Born into the House of Metternich in 1773, the son of a diplomat, Metternich received a good education at the universities of Strasbourg and Mainz. He was of help during the coronation of Francis II in 1792 and that of his predecessor, Leopold II, in 1790. After a brief trip to England, Metternich was named as the Austrian ambassador to the Netherlands, a short-lived post, since the country was brought under French control the next year. He married his first wife, Eleonore von Kaunitz, in 1795, which aided his entry into Viennese society. Despite having numerous affairs, he was devastated by her death in 1825. He would later remarry, wedding Baroness Antoinette Leykam in 1827 and, after her death in 1829, Countess Melanie Zichy-Ferraris in 1831. She would predecease him by five years. Before taking office as Foreign Minister, Metternich held numerous smaller posts, including ambassadorial roles in the Kingdom of Saxony, the Kingdom of Prussia and Napoleonic France. One of Metternich’s sons, Richard von Metternich, was also a successful diplomat; many of Metternich’s twelve other acknowledged children predeceased him. A traditional conservative, Metternich was keen to maintain the balance of power, in particular by resisting Russian territorial ambitions in Central Europe and lands belonging to the Ottoman Empire. He disliked liberalism and worked to prevent the breakup of the Austrian empire, for example, by crushing nationalist revolts in Austrian north Italy and the German states. At home, he pursued a similar policy, using censorship and a wide ranging spy network to suppress unrest.

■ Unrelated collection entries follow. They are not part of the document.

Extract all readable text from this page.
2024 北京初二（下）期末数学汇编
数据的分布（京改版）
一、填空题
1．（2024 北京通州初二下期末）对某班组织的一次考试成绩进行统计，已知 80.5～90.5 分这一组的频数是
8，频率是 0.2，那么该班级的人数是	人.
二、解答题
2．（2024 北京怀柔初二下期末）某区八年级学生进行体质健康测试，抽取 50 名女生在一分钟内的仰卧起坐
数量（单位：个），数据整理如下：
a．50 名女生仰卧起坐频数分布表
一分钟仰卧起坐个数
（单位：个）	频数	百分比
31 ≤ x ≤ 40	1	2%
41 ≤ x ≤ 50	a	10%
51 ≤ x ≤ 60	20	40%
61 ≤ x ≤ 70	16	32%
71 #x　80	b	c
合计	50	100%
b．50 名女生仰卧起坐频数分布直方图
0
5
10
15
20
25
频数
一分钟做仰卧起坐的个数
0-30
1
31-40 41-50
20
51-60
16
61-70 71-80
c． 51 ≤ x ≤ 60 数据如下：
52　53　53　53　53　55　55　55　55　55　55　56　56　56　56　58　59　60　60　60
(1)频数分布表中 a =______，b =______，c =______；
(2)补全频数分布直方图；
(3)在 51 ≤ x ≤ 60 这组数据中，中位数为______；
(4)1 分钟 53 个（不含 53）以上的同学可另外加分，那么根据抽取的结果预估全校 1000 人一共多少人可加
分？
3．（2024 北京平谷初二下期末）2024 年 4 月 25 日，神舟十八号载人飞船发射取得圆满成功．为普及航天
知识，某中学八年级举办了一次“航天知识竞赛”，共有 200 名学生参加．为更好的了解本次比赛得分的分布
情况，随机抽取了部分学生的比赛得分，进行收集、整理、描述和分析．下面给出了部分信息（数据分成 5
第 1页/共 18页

Metternich has been both praised and heavily criticised for the policies he pursued. His supporters point out that he presided over the “Age of Metternich”, when international diplomacy helped prevent major wars in Europe. His qualities as a diplomat are commended, some noting that his achievements were considerable in light of the weakness of his negotiating position. His decision to oppose Russian imperialism is seen as a good one. His detractors describe him as a boor who stuck to ill-thought-out, conservative principles out of vanity and a sense of infallibility. They argue he could have done much to secure Austria’s future; instead, his 1817 proposals for administrative reform were largely rejected, and his opposition to German nationalism is blamed for Germany’s unification under Prussia and not Austria. Other historians have argued that he had far less power than this view suggests and that his policies were only exercised when they were in accord with the views of Austria’s Habsburg monarchy.